Disasters, exacerbated by climate change, will be more frequent, more numerous, and have a more devastating impact on communities now and in the future. In 2019 the world witnessed extreme weather disasters severely amplified with extensive damages in different parts of the world. Mozambique was not spared.

Humanitarian aid

During these calamities, the poorest and most vulnerable countries and communities suffer the most, despite being the ones who are doing the least to cause it.

To respond to this, ADPP Mozambique mainstreams climate change prevention and mitigation in all its projects and programmes, whenever possible. In the event of an emergency disaster, ADPP work side by side with the affected communities to provide assistance for them to recover from this. This is done in collaboration with other partners.
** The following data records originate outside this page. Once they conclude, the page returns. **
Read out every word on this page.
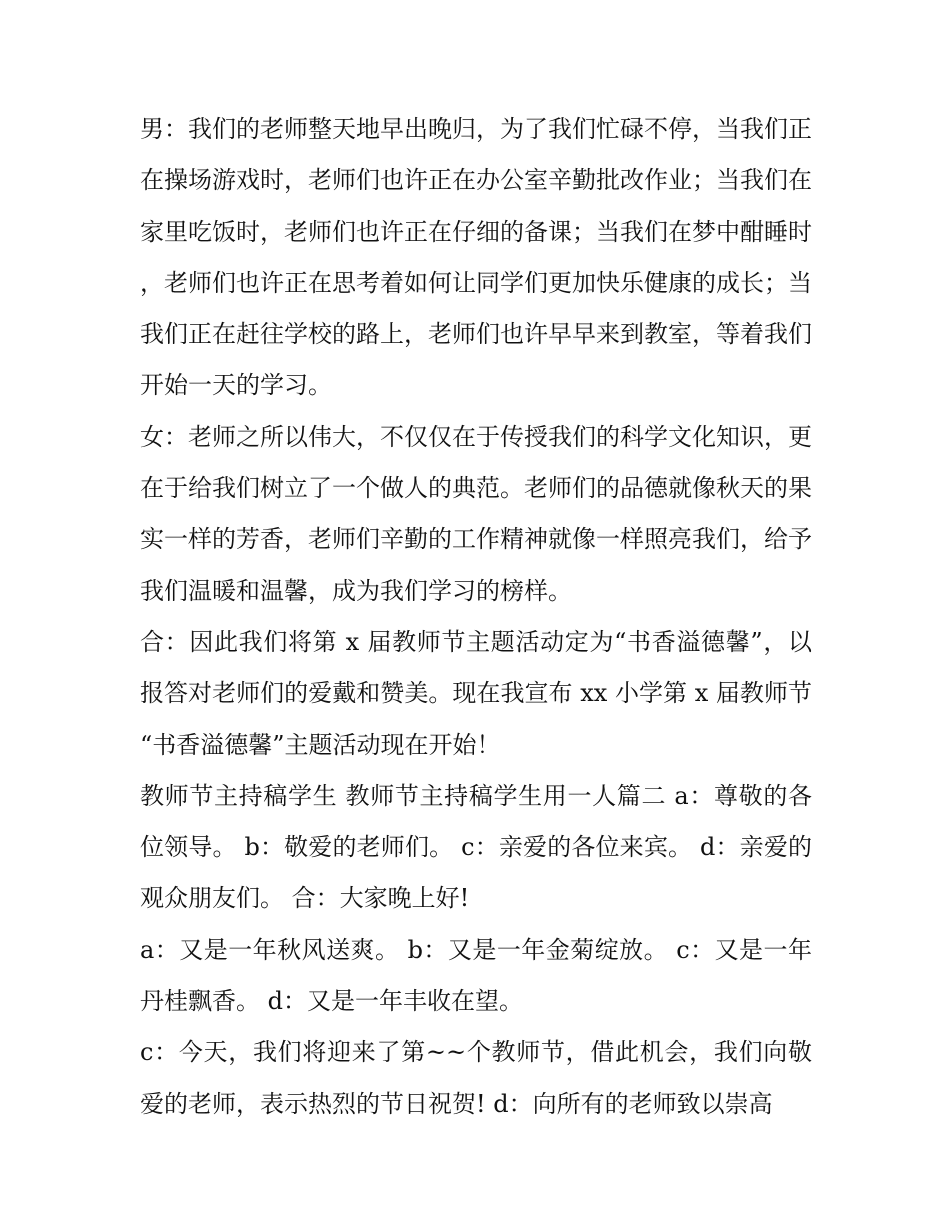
男：我们的老师整天地早出晚归，为了我们忙碌不停，当我们正在操场游戏时，老师们也许正在办公室辛勤批改作业；当我们在家里吃饭时，老师们也许正在仔细的备课；当我们在梦中酣睡时，老师们也许正在思考着如何让同学们更加快乐健康的成长；当我们正在赶往学校的路上，老师们也许早早来到教室，等着我们开始一天的学习。

女：老师之所以伟大，不仅仅在于传授我们的科学文化知识，更在于给我们树立了一个做人的典范。老师们的品德就像秋天的果实一样的芳香，老师们辛勤的工作精神就像一样照亮我们，给予我们温暖和温馨，成为我们学习的榜样。

合：因此我们将第 x 届教师节主题活动定为“书香溢德馨”，以报答对老师们的爱戴和赞美。现在我宣布 xx 小学第 x 届教师节“书香溢德馨”主题活动现在开始！

教师节主持稿学生 教师节主持稿学生用一人篇二 a：尊敬的各位领导。 b：敬爱的老师们。 c：亲爱的各位来宾。 d：亲爱的观众朋友们。 合：大家晚上好!

a：又是一年秋风送爽。 b：又是一年金菊绽放。 c：又是一年丹桂飘香。 d：又是一年丰收在望。

c：今天，我们将迎来了第~~个教师节，借此机会，我们向敬爱的老师，表示热烈的节日祝贺! d：向所有的老师致以崇高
After the emergency, ADPP continues to work with affected communities, local government and partners to build resilience and ensure their road to sustainability.

In 2019, when Mozambique was hit by two strong tropical cyclones;  Cyclone Idai which made landfall in Beira City and cut a path of destruction through Mozambique, Malawi and Zimbabwe and a few weeks later Cyclone Kenneth hit the Northern Provinces. The destructions, loss of lives and livelihood for millions of Mozambicans changed everything in a split of a second.